Another way to associate SOAP handler class with proxy is simply modify client code.
2. With proxy generation you get a client class. It has a main method, which shows how to run a webservice. You can use this class to add security (WS-Security) header in soap message by setting OWSM policy. Similarly you can use this class also to associate handler with proxy.
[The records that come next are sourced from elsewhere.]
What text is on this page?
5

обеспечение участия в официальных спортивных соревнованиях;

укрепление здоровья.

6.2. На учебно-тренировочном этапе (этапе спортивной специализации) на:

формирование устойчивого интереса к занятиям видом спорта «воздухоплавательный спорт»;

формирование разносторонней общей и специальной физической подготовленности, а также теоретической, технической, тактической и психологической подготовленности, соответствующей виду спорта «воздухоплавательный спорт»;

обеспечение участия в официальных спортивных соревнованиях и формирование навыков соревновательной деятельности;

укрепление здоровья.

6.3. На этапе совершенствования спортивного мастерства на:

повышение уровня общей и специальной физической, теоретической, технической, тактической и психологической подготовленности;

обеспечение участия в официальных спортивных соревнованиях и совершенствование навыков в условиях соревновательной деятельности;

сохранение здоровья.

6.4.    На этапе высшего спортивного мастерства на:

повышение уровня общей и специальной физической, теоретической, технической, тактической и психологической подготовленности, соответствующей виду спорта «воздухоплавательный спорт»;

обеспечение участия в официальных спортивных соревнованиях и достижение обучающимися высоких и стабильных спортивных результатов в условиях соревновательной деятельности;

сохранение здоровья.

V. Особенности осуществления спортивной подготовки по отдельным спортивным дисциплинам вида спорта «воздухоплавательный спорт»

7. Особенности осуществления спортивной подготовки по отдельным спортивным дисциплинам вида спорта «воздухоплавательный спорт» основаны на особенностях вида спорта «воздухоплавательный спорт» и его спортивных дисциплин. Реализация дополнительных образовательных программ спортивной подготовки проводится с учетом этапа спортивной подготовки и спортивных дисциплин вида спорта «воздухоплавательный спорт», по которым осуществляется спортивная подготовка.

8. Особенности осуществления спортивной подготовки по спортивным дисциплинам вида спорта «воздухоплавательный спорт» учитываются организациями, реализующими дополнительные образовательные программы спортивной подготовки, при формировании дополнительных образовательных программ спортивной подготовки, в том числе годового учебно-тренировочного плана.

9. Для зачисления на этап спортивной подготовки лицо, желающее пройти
Your client method would look something like

    public static void main(String[] args) {
        Calculator calculator = new Calculator();
        CalculatorSoap calculatorSoap = calculator.getCalculatorSoap();
        // Add your code to call the desired methods.
       
        Binding binding = ((BindingProvider)calculatorSoap).getBinding();
        List handlerList = binding.getHandlerChain();
        handlerList.add(new CalculatorSOAPHandler());
        binding.setHandlerChain(handlerList);
             
             
        System.out.println(calculatorSoap.add(5, 6));
       
    }

Thats all, Now if you run service, you will see that SOAP messages are getting printed on console.



Below is the print of messages
Calling handleMessage
<env:Header xmlns:env="http://schemas.xmlsoap.org/soap/envelope/"/>

<S:Body xmlns:S="http://schemas.xmlsoap.org/soap/envelope/">
  <Add xmlns="http://tempuri.org/">
    <intA>5</intA>
    <intB>6</intB>
  </Add>
</S:Body>

Calling handleMessage
<env:Header xmlns:env="http://schemas.xmlsoap.org/soap/envelope/"/>

<soap:Body xmlns:soap="http://schemas.xmlsoap.org/soap/envelope/">
  <AddResponse xmlns="http://tempuri.org/">
    <AddResult>11</AddResult>
  </AddResponse>
</soap:Body>


Instead system.out.println, you can add ADF logger also to print messages. In that case your messages would appear in weblogic log as well.